PD-1 based selection and inactivation for optimal T-cell based therapies. 1/ High avidity tumor specific T cells can be expanded from the CD8+ PD-1+ TIL fraction or after antigen stimulation of PBMC upon PD-1 blockade that favors the amplification of highly reactive CD8+ T cells. 2/ PD-1+ recovered high avidity T cells, CAR-T cells or TCR-transduced T cells can be further inactivated for PD-1 expression (and other inhibitory receptors) by genome editing, to bypass immunosuppression mechanisms. 3/ High avidity tumor specific T cells inactivated for PD-1 expression can be infused to cancer patients, alone or in combination with other therapies such as radioimmunotherapy.

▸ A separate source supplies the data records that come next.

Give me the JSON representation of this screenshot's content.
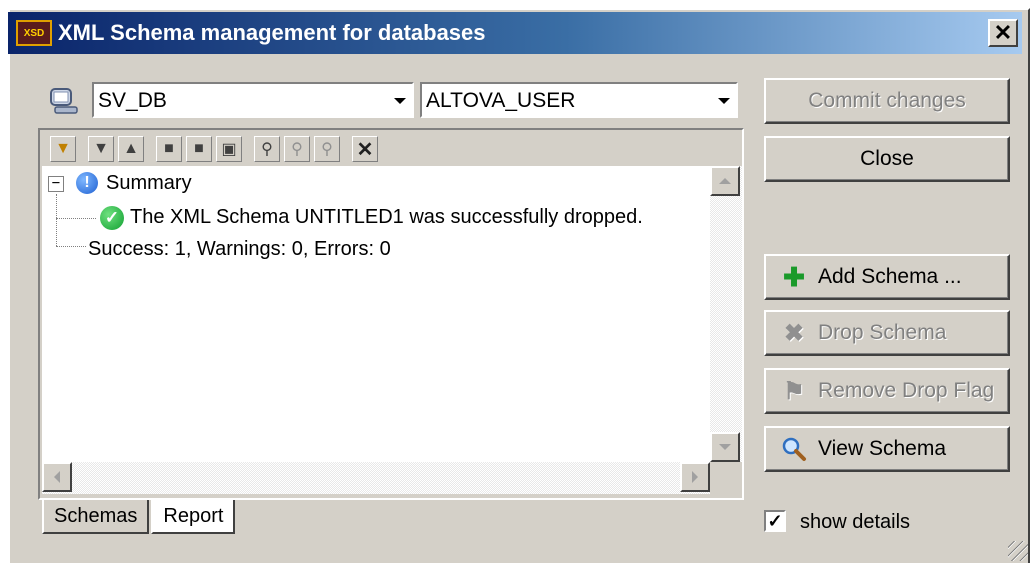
{
  "window": {
    "title": "XML Schema management for databases",
    "icon_label": "XSD",
    "close_glyph": "✕"
  },
  "connection": {
    "database_value": "SV_DB",
    "user_value": "ALTOVA_USER"
  },
  "buttons": {
    "commit": "Commit changes",
    "close": "Close",
    "add_schema": "Add Schema ...",
    "drop_schema": "Drop Schema",
    "remove_drop_flag": "Remove Drop Flag",
    "view_schema": "View Schema"
  },
  "toolbar_icons": [
    "filter-icon",
    "move-down-icon",
    "move-up-icon",
    "copy-icon",
    "paste-icon",
    "save-icon",
    "find-icon",
    "find-next-icon",
    "find-previous-icon",
    "clear-icon"
  ],
  "report": {
    "summary_label": "Summary",
    "message": "The XML Schema UNTITLED1 was successfully dropped.",
    "totals": "Success: 1, Warnings: 0, Errors: 0",
    "expander_glyph": "−"
  },
  "tabs": {
    "schemas": "Schemas",
    "report": "Report",
    "active": "Report"
  },
  "show_details": {
    "label": "show details",
    "checked": true,
    "check_glyph": "✓"
  }
}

Furthermore, the transfer of genome-edited T cells to humans recently passed a key safety review in the USA, by the Recombinant DNA Advisory Committee (RAC) at the US. National Institutes of Health. This decision will accelerate the clinical transfer of new immunotherapy approaches, combining the selection of highly tumor-reactive T cell subset (based on the expression of PD-1 and potentially of other co-stimulation molecules) and genome engineering to counteract the tumor microenvironment driven immunosuppression.

Conclusion

In conclusion the fine regulation of PD-1 expression on tumor-specific T cells makes this molecule a valuable marker to select high avidity-specific T lymphocytes, for immunotherapy purposes. Furthermore, to prevent autoimmune adverse events related to anti-PD-1 systemic therapy, genome edition of specific T lymphocytes targeting immune checkpoint inhibitors appears a promising option, while leaving the possibility to associate another combination therapy.